With the last set of additions made to The Violence of Development website (December 2021), we included a letter from the Nicaraguan government to the Organisation of American States (OAS) terminating that country’s membership of the Organisation and setting out the reasoning behind the government’s decision.

Under the Directorship of Luis Almagro, the OAS has consistently undermined and reported against those countries in Latin America and the Caribbean which follow a strongly or even slightly socially directed political and economic policy line. The OAS was largely responsible for spreading the lies about the Bolivian election which resulted in a right-wing coup which unseated the democratically elected Evo Morales. It has consistently disseminated untruths and half-truths about the Chavez and Maduro governments in Venezuela; and it has been instrumental in persuading the mainstream western media that the November election in Nicaragua was illegitimate.[1]

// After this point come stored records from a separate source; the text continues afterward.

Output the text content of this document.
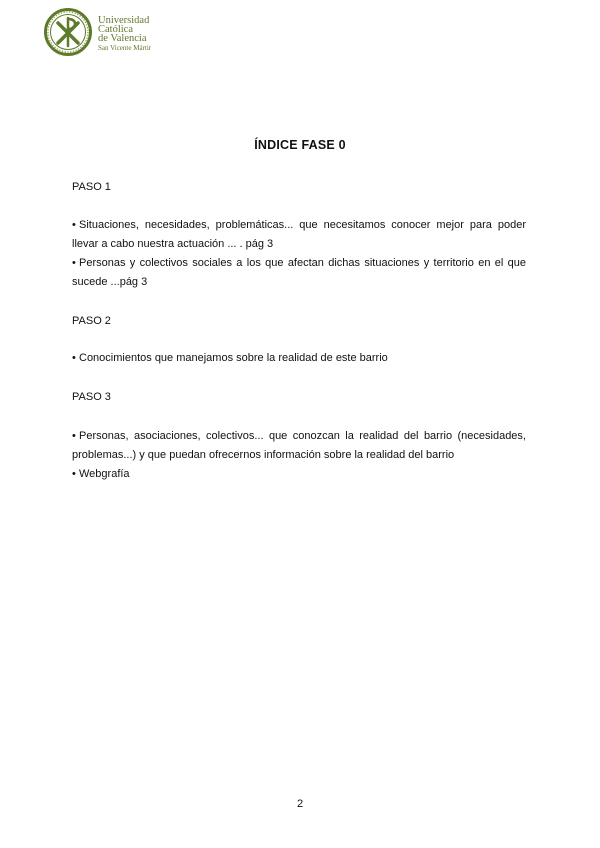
Universidad
Católica
de Valencia
San Vicente Mártir
ÍNDICE FASE 0
PASO 1
• Situaciones, necesidades, problemáticas... que necesitamos conocer mejor para poder llevar a cabo nuestra actuación ... . pág 3
• Personas y colectivos sociales a los que afectan dichas situaciones y territorio en el que sucede ...pág 3
PASO 2
• Conocimientos que manejamos sobre la realidad de este barrio
PASO 3
• Personas, asociaciones, colectivos... que conozcan la realidad del barrio (necesidades, problemas...) y que puedan ofrecernos información sobre la realidad del barrio
• Webgrafía
2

Before the Nicaraguan election and before Nicaragua’s withdrawal from the OAS, however, Nicaragua’s Ambassador to the OAS, Luis Alvarado, spoke at the OAS Special Session on the occasion of Indigenous Peoples’ Day. He recalled that Nicaragua is a multi-ethnic and multicultural nation.

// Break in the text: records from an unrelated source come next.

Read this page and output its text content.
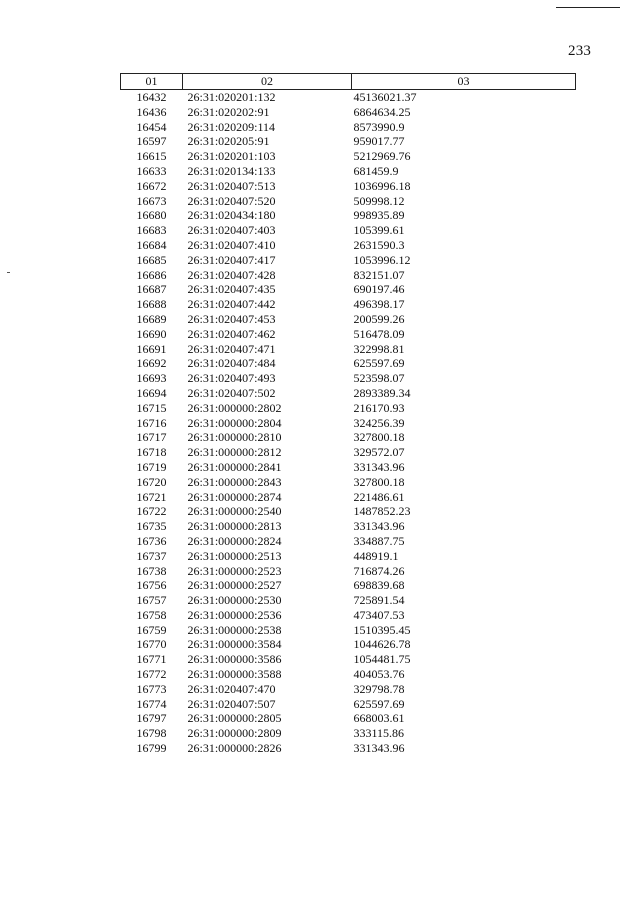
233
01	02	03
16432	26:31:020201:132	45136021.37
16436	26:31:020202:91	6864634.25
16454	26:31:020209:114	8573990.9
16597	26:31:020205:91	959017.77
16615	26:31:020201:103	5212969.76
16633	26:31:020134:133	681459.9
16672	26:31:020407:513	1036996.18
16673	26:31:020407:520	509998.12
16680	26:31:020434:180	998935.89
16683	26:31:020407:403	105399.61
16684	26:31:020407:410	2631590.3
16685	26:31:020407:417	1053996.12
16686	26:31:020407:428	832151.07
16687	26:31:020407:435	690197.46
16688	26:31:020407:442	496398.17
16689	26:31:020407:453	200599.26
16690	26:31:020407:462	516478.09
16691	26:31:020407:471	322998.81
16692	26:31:020407:484	625597.69
16693	26:31:020407:493	523598.07
16694	26:31:020407:502	2893389.34
16715	26:31:000000:2802	216170.93
16716	26:31:000000:2804	324256.39
16717	26:31:000000:2810	327800.18
16718	26:31:000000:2812	329572.07
16719	26:31:000000:2841	331343.96
16720	26:31:000000:2843	327800.18
16721	26:31:000000:2874	221486.61
16722	26:31:000000:2540	1487852.23
16735	26:31:000000:2813	331343.96
16736	26:31:000000:2824	334887.75
16737	26:31:000000:2513	448919.1
16738	26:31:000000:2523	716874.26
16756	26:31:000000:2527	698839.68
16757	26:31:000000:2530	725891.54
16758	26:31:000000:2536	473407.53
16759	26:31:000000:2538	1510395.45
16770	26:31:000000:3584	1044626.78
16771	26:31:000000:3586	1054481.75
16772	26:31:000000:3588	404053.76
16773	26:31:020407:470	329798.78
16774	26:31:020407:507	625597.69
16797	26:31:000000:2805	668003.61
16798	26:31:000000:2809	333115.86
16799	26:31:000000:2826	331343.96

“We celebrate the legacy of our Caciques Diriangén and Nicarao and so many other Miskito, Mayangna, Ulwa and Rama leaders, who never surrendered to colonial oppression and whose strength and wisdom inspired national independence, anti-imperialist struggle, the Sandinista Popular Revolution and the autonomy of the peoples of the Caribbean Coast and the construction of a genuine Nicaraguan democracy,” he said. He said that the government of Nicaragua has implemented “important programmes such as the Mother Earth Programme, which has allowed the demarcation and titling of 23 territories of the native and Afro-descendant peoples between 2007 and 2021, incorporating 314 communities that cover a territorial extension of more than 37,859 sq. km., with more than 205,315 inhabitants, 31 per cent of the national territory, more than any other country in our hemisphere. Technical and higher education has been strengthened, which is free through the National Technological Institute (INATEC), the community and intercultural universities, BICU and URACCAN and the Open Online University of Nicaragua (UALN) of the National Council of Universities. In the area of health, the ancestral knowledge and practices of Indigenous peoples have been integrated into the Family and Community Health Model (MOSAFC), which guarantees greater investment in health infrastructure, professional training and comprehensive organisation of the health sector, encouraging participation of all actors (midwives, healers, traditional doctors, brigadistas, nurses, doctors, wise men, etc.) in the intercultural management of health in Indigenous communities.” [Nicaraguan Delegation to the OAS, as reported in Informe Pastrán, 12 August 2021.]